A son entrée au collège, Stéphane porte les cheveux courts. Le principal fait l'appel, la petite fille répond : "Présente !" "Le directeur se reprend, prononce "Stéphanie". Je lui confirme que mon nom est bien Stéphane, et, devant tous les enfants, il me dit : 'Mais tu es une fille ou un garçon ?'", raconte-t-elle. Rire général de l'assemblée. "Ça m'a complètement déstabilisée", se souvient Stéphane.  "Et puis il y a eu ce prof d'anglais qui m'appelait Richard, les garçons à la fac qui me demandaient ma carte d'identité pour prouver que j'étais une fille, les professeurs qui ne me croyaient pas..."

Ce prénom est devenu un vrai poids, une marque au fer rouge dont je ne pouvais pas me débarrasser.

Stéphane, 45 ans, employée dans l'administration

à franceinfo

Stéphane affirme que son prénom a eu de "réelles conséquences psychologiques". "D'autant plus que mes parents ne m'aidaient pas : ils ne m'ont jamais dit que je le portais bien, que c'était mixte, ou joli", regrette-t-elle. "J'ai fini par me dire qu'il fallait toujours que je prouve que j'étais une fille. Je porte des jupes, je me maquille, je ne me couperai jamais les cheveux courts."

"C'est différent, ça me plaît"

Mais que les parents se rassurent : l'immense majorité des témoins interrogés par franceinfo estiment ne pas avoir souffert de leur prénom. "Une fois que tu assumes ton nom, toutes ces réflexions, tu les oublies", témoigne Camille. Fraîchement diplômé d'une école de communication, ce jeune homme de 24 ans a lui aussi son lot de souvenirs d'enfance : "Quand j'étais à l'école primaire, on m'appelait Camille la chenille, Camille la fille... C'était une vraie galère."

A un repas de famille, il évoque son désarroi auprès de sa mère, qui lui répond du tac au tac : "C'est simple, la prochaine fois qu'ils te posent la question, tu leur montres ton zizi !" "Et le pire, c'est que je l'ai fait ! raconte Camille en riant. J'étais petit, je me suis retrouvé chez la directrice, mais elle a bien compris la situation." Aujourd'hui, Camille aime son prénom et admet que c'est "une fierté" : "C'est différent des autres, ça me plaît."

Quand je rencontre un autre Camille, je suis même un peu déçu, j'ai l'impression qu'on me vole mon prénom !

Camille, 24 ans, diplômé en communication

à franceinfo

Céleste, père au foyer de 36 ans, renchérit : "J'ai toujours aimé mon prénom, je n'en ai jamais eu assez.
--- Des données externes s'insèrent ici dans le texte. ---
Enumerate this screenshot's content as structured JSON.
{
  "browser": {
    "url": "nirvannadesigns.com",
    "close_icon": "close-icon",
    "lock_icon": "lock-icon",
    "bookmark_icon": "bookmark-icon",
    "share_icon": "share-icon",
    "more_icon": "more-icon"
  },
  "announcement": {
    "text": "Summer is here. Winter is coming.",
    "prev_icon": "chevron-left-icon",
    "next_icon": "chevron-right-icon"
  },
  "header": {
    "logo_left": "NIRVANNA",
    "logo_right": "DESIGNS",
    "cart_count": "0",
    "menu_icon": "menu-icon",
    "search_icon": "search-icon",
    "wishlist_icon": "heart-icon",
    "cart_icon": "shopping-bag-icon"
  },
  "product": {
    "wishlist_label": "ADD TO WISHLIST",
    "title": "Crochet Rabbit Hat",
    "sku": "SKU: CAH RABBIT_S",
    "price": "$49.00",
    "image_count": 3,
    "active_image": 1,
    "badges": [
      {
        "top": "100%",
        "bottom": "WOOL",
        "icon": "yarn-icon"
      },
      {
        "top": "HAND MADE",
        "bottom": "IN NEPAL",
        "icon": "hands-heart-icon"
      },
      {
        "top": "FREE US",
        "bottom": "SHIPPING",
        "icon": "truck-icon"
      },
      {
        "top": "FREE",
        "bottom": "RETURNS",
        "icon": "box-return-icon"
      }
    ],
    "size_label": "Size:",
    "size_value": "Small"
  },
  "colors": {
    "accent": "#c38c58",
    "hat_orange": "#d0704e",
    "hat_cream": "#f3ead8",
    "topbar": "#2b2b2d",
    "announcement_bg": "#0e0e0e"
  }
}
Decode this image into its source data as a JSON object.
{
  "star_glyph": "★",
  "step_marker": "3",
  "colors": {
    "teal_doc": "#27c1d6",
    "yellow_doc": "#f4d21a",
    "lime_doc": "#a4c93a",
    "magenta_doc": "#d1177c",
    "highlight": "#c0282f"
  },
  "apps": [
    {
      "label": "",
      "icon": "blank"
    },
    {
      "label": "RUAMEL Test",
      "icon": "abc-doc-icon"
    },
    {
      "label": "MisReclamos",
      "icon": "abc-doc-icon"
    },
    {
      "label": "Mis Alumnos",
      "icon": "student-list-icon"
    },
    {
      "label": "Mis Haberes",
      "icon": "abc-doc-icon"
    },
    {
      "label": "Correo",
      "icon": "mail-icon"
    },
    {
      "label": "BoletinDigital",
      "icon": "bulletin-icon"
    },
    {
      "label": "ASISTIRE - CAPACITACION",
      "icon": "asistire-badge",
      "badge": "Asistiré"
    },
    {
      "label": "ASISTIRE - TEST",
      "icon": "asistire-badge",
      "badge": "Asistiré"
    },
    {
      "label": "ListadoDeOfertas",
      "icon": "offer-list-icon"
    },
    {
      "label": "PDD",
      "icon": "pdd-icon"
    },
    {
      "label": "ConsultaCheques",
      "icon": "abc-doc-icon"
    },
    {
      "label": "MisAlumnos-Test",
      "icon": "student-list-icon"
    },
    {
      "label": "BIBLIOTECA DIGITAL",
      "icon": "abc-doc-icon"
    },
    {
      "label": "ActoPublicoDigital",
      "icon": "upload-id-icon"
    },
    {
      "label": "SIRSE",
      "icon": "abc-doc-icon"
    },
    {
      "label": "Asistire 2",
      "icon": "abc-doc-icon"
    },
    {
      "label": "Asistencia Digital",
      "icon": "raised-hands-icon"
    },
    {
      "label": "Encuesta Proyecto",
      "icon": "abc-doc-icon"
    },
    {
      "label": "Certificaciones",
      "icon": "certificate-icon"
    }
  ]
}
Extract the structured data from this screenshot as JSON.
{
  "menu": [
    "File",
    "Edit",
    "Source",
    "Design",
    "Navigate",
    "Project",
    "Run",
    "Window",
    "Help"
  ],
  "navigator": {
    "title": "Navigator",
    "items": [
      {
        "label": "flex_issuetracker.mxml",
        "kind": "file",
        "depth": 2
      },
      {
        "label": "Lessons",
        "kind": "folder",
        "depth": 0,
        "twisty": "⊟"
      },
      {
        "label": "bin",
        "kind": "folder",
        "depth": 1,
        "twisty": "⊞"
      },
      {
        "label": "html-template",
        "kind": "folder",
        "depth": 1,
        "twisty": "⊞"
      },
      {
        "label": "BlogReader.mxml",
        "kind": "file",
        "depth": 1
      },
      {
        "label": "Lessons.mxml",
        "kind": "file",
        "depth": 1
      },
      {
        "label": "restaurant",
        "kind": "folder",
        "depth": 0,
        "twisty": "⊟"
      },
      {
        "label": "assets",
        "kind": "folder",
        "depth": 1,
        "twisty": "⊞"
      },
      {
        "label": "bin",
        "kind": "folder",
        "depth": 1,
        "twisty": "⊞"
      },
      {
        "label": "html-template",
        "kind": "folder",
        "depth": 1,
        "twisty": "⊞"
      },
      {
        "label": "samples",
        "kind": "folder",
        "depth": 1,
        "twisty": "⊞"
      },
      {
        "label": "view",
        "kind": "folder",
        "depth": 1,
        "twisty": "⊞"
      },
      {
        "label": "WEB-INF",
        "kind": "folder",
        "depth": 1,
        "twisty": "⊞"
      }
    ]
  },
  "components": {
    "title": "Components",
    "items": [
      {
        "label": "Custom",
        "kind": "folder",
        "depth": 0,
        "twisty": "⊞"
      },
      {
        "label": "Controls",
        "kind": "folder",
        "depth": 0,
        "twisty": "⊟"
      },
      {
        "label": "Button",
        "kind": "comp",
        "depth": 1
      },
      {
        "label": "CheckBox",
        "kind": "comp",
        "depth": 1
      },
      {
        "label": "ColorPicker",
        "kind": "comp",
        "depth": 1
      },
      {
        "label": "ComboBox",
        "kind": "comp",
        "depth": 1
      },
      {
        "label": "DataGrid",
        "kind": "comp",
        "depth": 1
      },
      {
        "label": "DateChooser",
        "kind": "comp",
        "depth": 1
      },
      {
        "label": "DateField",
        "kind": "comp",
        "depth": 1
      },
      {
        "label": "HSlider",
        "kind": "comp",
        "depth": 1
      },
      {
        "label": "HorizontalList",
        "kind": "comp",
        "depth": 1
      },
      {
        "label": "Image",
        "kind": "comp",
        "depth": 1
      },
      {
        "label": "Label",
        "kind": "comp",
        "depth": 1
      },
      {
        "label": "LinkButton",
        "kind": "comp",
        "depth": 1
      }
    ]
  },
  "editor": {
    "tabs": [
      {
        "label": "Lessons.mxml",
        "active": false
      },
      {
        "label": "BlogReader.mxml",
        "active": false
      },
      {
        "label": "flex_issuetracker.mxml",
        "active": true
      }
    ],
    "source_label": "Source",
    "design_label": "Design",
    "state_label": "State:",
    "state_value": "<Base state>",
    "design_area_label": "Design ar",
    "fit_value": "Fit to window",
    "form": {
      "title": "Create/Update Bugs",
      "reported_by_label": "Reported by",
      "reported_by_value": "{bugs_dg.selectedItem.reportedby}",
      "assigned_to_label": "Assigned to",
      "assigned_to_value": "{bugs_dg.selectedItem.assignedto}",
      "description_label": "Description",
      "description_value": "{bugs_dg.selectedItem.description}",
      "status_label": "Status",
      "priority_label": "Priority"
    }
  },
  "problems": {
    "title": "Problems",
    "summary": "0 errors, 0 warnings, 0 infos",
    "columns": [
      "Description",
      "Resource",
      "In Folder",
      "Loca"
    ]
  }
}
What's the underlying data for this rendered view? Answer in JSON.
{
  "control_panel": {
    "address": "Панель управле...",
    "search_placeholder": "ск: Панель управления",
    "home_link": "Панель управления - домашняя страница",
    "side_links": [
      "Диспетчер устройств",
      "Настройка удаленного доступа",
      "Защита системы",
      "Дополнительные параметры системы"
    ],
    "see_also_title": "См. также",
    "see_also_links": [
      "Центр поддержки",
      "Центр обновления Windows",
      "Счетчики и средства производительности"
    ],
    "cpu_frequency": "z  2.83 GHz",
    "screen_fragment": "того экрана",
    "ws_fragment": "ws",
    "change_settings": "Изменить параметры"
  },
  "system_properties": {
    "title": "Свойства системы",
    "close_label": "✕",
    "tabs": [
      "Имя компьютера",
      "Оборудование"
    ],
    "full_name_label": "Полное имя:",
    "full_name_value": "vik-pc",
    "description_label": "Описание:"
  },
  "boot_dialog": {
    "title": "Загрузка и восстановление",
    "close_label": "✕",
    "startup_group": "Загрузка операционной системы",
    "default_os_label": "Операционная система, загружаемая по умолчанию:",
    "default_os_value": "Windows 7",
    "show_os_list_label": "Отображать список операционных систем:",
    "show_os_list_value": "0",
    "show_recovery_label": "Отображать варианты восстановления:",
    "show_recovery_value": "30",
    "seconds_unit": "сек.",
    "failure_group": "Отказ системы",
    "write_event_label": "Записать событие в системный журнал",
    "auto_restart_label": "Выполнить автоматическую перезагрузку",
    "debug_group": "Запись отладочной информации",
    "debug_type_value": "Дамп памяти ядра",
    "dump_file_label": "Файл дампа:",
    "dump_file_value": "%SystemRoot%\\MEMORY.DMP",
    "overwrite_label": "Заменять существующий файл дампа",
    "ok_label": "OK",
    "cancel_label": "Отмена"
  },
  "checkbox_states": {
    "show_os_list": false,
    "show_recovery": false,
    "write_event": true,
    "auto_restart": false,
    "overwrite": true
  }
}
Je pense même que je ne serai pas la même personne si j'avais été appelé différemment." Sa femme considère même son prénom comme "un atout", qui "lui a plu tout de suite". "Evidemment, quand j'étais petit, il y avait les blagues sur la femme de Babar, l'incontournable 'T'es une fille ?' ou les références à 'l'appel céleste'... Mais je suis vite passé au-dessus de ça." Preuve en est : Céleste a choisi d'appeler ses deux fils Camille et Solen. Des prénoms mixtes, "qui leur donneront l'originalité de ceux qui les portent".